In recalling my most enduring memories of Peggy, I find myself thinking about her warmth, her humour and her wonderful sense of the ridiculous. She was earthy, forthright, funny and sometimes outrageous. Serious discussions about the future of dance in Australia were laced together with endless anecdotes, often jokes against herself.
Interviewers regularly asked her why she had never married. Her answer, always preceded by a chuckle, was invariably, ‘nobody ever asked me.’ The truth is that nobody ever dared! Peggy’s commitment to dance was total. It excluded the possibility of any other full-time relationship. She was married to the dance and she gave of herself beyond all possible expectations.
In remembering the things we talked about during the twenty years of our friendship I am conscious of the enormous influence of significant artists and teachers on her thinking and, inevitably, on the development of her career. She often spoke about the three people who most influenced the direction of her life.
The first of these was the great A.S. Neill who was her teacher at King Alfred School in London before he became widely known for his pioneering work in progressive education at the famous Summerhill.
The second was Margaret Craske, a dancer with the Diaghilev Company who, after sustaining an injury, was invited by the legendary Cecchetti to work with him as a teacher in his London studio. It was Craske who set the example of teaching an expressive technique within a framework of total discipline and dedication.

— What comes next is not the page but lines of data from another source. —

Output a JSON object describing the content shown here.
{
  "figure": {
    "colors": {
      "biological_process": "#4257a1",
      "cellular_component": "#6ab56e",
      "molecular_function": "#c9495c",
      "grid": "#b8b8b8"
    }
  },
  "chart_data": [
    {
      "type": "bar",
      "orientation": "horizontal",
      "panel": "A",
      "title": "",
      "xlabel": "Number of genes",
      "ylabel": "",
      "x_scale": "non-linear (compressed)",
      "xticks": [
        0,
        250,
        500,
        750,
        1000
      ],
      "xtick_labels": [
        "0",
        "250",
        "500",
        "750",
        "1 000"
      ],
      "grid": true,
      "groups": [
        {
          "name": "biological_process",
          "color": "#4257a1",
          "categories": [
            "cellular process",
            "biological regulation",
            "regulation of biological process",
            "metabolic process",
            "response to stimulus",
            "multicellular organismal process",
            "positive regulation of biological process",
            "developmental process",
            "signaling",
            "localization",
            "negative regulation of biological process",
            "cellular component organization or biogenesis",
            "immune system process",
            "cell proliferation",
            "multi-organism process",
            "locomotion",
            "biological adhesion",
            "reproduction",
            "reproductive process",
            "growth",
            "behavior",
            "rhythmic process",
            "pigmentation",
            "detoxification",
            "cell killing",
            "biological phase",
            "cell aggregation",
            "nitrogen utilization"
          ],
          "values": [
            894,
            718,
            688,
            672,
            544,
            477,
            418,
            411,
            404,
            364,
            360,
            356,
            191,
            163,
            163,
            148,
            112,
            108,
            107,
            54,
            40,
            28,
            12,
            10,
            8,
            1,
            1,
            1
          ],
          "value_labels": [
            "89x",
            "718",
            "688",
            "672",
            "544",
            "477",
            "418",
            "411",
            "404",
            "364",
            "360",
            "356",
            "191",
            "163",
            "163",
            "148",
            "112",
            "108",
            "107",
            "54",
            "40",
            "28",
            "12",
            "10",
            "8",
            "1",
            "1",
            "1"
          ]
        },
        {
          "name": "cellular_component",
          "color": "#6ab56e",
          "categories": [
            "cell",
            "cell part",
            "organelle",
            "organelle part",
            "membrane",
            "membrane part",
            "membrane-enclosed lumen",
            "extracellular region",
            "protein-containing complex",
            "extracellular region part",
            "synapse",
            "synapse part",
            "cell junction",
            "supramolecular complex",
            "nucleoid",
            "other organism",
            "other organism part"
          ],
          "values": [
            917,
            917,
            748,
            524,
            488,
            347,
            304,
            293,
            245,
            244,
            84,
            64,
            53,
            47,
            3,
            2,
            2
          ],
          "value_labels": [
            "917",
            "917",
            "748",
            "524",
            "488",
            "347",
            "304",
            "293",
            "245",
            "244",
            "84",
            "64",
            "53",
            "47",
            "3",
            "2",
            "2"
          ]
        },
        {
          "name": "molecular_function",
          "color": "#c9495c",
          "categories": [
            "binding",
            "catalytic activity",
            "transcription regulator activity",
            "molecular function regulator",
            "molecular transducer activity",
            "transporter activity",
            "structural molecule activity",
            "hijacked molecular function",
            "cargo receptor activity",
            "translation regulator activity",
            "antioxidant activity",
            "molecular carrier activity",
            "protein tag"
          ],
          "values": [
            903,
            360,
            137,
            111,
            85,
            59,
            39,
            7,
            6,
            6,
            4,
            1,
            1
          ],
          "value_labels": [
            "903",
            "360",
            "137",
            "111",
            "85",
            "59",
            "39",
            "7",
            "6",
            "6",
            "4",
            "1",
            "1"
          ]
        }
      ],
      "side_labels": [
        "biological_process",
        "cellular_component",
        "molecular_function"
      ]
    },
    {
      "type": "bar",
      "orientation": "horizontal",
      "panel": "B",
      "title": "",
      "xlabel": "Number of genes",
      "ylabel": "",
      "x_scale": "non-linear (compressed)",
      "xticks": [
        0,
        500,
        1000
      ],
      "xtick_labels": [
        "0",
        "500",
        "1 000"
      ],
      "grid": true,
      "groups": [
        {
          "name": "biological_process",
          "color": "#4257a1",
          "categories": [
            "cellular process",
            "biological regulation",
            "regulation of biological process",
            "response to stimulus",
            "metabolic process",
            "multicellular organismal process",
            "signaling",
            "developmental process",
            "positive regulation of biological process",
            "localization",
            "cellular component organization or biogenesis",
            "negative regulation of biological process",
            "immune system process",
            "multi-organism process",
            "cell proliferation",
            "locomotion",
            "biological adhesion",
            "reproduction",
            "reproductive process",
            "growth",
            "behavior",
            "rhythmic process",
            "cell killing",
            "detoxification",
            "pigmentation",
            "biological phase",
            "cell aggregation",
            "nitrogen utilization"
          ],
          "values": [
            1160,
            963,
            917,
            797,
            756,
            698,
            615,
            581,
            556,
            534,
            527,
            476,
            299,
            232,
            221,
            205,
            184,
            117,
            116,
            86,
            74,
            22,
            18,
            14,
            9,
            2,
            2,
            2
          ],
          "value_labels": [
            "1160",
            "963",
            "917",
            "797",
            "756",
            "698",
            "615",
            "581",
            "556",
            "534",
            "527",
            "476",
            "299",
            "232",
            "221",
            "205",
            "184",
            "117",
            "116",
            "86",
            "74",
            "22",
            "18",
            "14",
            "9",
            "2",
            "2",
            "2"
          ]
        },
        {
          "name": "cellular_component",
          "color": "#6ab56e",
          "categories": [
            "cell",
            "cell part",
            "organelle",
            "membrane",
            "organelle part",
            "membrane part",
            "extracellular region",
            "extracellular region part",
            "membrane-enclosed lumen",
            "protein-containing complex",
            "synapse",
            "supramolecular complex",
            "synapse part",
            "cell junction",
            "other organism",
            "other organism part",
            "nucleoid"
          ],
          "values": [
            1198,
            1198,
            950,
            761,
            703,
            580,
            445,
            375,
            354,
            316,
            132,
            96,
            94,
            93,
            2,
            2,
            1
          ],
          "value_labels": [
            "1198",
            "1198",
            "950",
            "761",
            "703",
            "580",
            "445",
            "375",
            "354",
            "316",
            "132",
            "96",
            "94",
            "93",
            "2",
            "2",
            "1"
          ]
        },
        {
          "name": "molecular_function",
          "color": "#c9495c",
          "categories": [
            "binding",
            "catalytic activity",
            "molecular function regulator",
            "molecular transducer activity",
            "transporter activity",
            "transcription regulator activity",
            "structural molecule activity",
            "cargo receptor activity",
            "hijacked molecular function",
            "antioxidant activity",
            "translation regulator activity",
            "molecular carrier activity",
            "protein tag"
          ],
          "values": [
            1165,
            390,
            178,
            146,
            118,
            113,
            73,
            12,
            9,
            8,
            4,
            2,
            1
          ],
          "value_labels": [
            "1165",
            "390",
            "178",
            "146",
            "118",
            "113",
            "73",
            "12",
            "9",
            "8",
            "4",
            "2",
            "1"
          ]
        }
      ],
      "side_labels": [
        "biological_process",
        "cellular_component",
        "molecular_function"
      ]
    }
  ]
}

The third member of this illustrious trio was Antony Tudor, one of the great master choreographers of the twentieth century. Peggy’s respect for Tudor was boundless. He was the subtle, complex, enormously perceptive artist who provided the model for her ideal choreographer, the one she constantly sought and occasionally found among the young dance artists who came to maturity under her guidance.
Tudor, like many modern masters, worked best when his chosen dancers were able to enter his imaginative world, share his vision and find the qualities he sought for his creations. The choreographer's psychological insight and the dramatic and interpretative skills his works demanded affected Peggy deeply. Her roles in Lilac Garden and Dark Elegies, according to her own accounts, were among the most potent of these experiences.
Prior to the beginning of her new life in Australia these seminal influences continued to shape the woman who was to become the Founding Artistic Director of The Australian Ballet. Between 1947 and 1955 she was in a position to guide and support aspiring young choreographers at the Sadlers Wells Theatre Ballet in London. With new policies that supported the important field of choreographic invention the company blossomed. Kenneth Macmillan and John Cranko, among others, generously acknowledged the debt they owed to her.
In Australia a few years later she finally found the right confluence of factors to put all her previous experience to the test. The policies and current practices of the Australian Ballet are testaments to her wisdom and foresight.
Peggy’s early childhood experience at King Alfred School was a crucial component in the shaping of her artistic philosophy: she always understood the importance of respect for individual potential and the need to allow the freedom to fail. Without this freedom few risks are taken. Without risk there is no creativity.
In a tribute to Peggy published in Dance Australia after her death in 1990 Graeme Murphy wrote:
I am grateful for the early opportunities that she gave me. Her far-reaching vision saw beyond the frail fledgling that I was. Though sometimes puzzled by the form my choreography took, she encouraged and commented as always, with a brutal frankness that prevented any preciousness about my art form from stultifying me. Her influence went beyond mere commentary as she introduced me to designers, and of course, in the early days, to a stable of fascinating choreographers such as Massine, Tudor, Butler, Tetley, Ashton, Helpmann and Balanchine.
While always seeking out and nourishing the creativity of others Peggy’s personal creativity was differently expressed. She had in abundance a generosity of spirit and the talent she most valued in herself was that of the artist-teacher.
I can recall the enduring years of our friendship with the greatest joy. I remember the vibrant, vital woman who shared with me something of her unique inspiration. So many lives that she touched were enriched beyond measure and mine was one of them.
Peggy’s influence on choreographic development in Australia was immeasurable. Her legacy now ensures the future she envisioned.